Das Meer hat gekotzt!

Expertenrunde im Nationalparkhaus Husum

"Das Meer hat gekotzt."

So beschrieb Jennifer Timrott ihren Einstieg in die Thematik der Plastikvermüllung der Meere, was zur Gründung des Vereins Küste gegen Plastik e.V. geführt und woraus sich mittlerweile die App Replace Plastic entwickelt hat.

Nachdem Sturm Xaver auf der Insel Hallig Hooge gewütet hatte, ging Jennifer an den Strand und war erstaunt über die Massen an Plastikmüll, der dort angespült wurden. Seither hat sie immer wieder Müll an den Stränden gefunden. Einige Beispiele dieser Funde sehen Sie hier als Bilder angehängt.

Was auffällt: das Mindesthaltbarkeitsdatum geht sogar bis in die 70er Jahre zurück und trotzdem sind die Teile noch gut erkennbar, teilweise nur wenig beschädigt. Das muss uns zu denken geben!

Ebenso macht der Umstand nachdenklich, dass mittlerweile bereits in den Mägen hunderter Meerestierarten Plastik gefunden wurde und dass der Eissturmvogel schon jetzt durchschnittlich 40 Plastikteile in seinem Magen hat. Bilder dazu finden Sie ebenfalls angehängt.

Zum Vergleich, wie das Verhältnis von 40 Plastikteilen im Magen des Eissturmvogels zum menschlichen Magen aussieht, sehen Sie zudem ein Bild angehängt, auf dem ich einen Beutel mit Plastikmüll halte. Das sind die 40 Plastikteile des Eissturmvogels, auf unsere Körpergröße hochgerechnet.

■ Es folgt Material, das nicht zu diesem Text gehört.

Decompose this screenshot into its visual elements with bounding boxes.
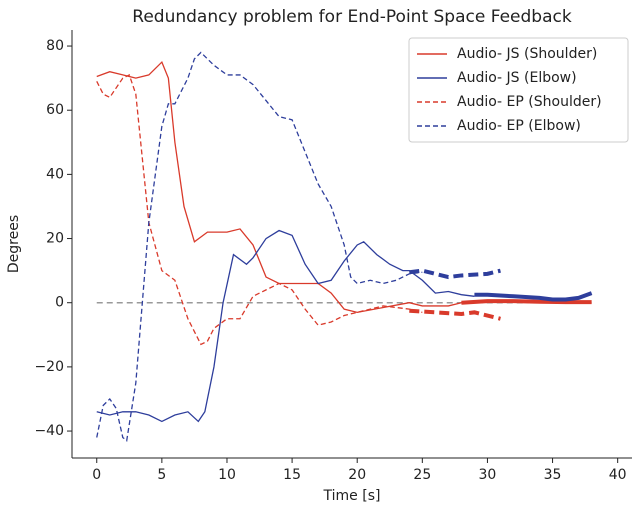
y-axis-label: Degrees <box>6 215 22 273</box>
x-tick-label: 5 <box>157 467 166 483</box>
x-tick-label: 30 <box>479 467 497 483</box>
y-tick-label: 20 <box>46 231 64 247</box>
series-line <box>96 74 423 346</box>
y-tick-label: 0 <box>55 295 64 311</box>
chart-title: Redundancy problem for End-Point Space F… <box>132 7 572 27</box>
x-tick-label: 10 <box>218 467 236 483</box>
y-tick-label: 60 <box>46 102 64 118</box>
y-tick-label: 40 <box>46 166 64 182</box>
x-tick-label: 0 <box>92 467 101 483</box>
legend-label: Audio- JS (Elbow) <box>457 70 577 86</box>
series-line <box>96 229 475 423</box>
x-tick-label: 20 <box>348 467 366 483</box>
x-axis-label: Time [s] <box>323 488 381 504</box>
series-line <box>461 299 592 305</box>
legend-label: Audio- JS (Shoulder) <box>457 46 597 62</box>
x-tick-label: 40 <box>609 467 627 483</box>
legend-box <box>408 37 629 143</box>
series-line <box>96 60 475 314</box>
x-tick-label: 35 <box>544 467 562 483</box>
y-tick-label: −20 <box>34 359 64 375</box>
series-line <box>96 51 423 442</box>
legend-label: Audio- EP (Elbow) <box>457 118 581 134</box>
series-line <box>474 291 593 302</box>
series-line <box>409 308 501 321</box>
y-tick-label: 80 <box>46 38 64 54</box>
x-tick-label: 25 <box>413 467 431 483</box>
x-tick-label: 15 <box>283 467 301 483</box>
y-tick-label: −40 <box>34 423 64 439</box>
legend-label: Audio- EP (Shoulder) <box>457 94 602 110</box>
series-line <box>409 268 501 280</box>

→ Eine ziemlich große Menge, die unseren Magen aufblähen lassen würde, die wir aber nicht ausscheiden könnten und die zur Folge hätte, dass wir mit vollem Magen verhungern würden.

So ergeht es den Eissturmvögeln.

Nils Guse und sein Kollege Stefan Weiel der Christian-Albrechts-Universität zu Kiel, die sich bereits seit vielen Jahren mit dieser Thematik auseinandersetzen, brachten diese Zahlen mit Besorgnis vor.

Auch die Auswirkungen auf das Weltnaturerbe Wattenmeer blieb nicht unerwähnt und weiter auch die Problematik des durch den Klimawandel ansteigenden Meeresspiegels, der laut Harald Förster von der Wattenmeerschutzstation und Hans-Ulrich Rösner vom WWF Deutschland in 2100 bereits 100m über dem heutigen liegen wird.

Als Resümee waren sich alle einig, dass wir das Problem des Verpackungsmülls an der Wurzel bekämpfen müssen: Weniger und plastikarme Verpackungen sind der Weg!

Leider ist Abfallrecht immer noch Bundesrecht, so dass wir auf Landesebene keine Gesetze erlassen könnten, die uns auf diesen Weg führen. Unsere Aufgabe muss es daher zum einen sein, dass Thema (Plastik-) Verpackungen immer wieder in die Öffentlichkeit zu bringen, um so den Druck auf Hersteller, Handel und Bundespolitik weiter aufrecht zu erhalten. Zu diesem Zweck ist es hilfreich, wenn Sie Beiträge, Artikel und Bilder mit dieser Botschaft möglichst oft teilen.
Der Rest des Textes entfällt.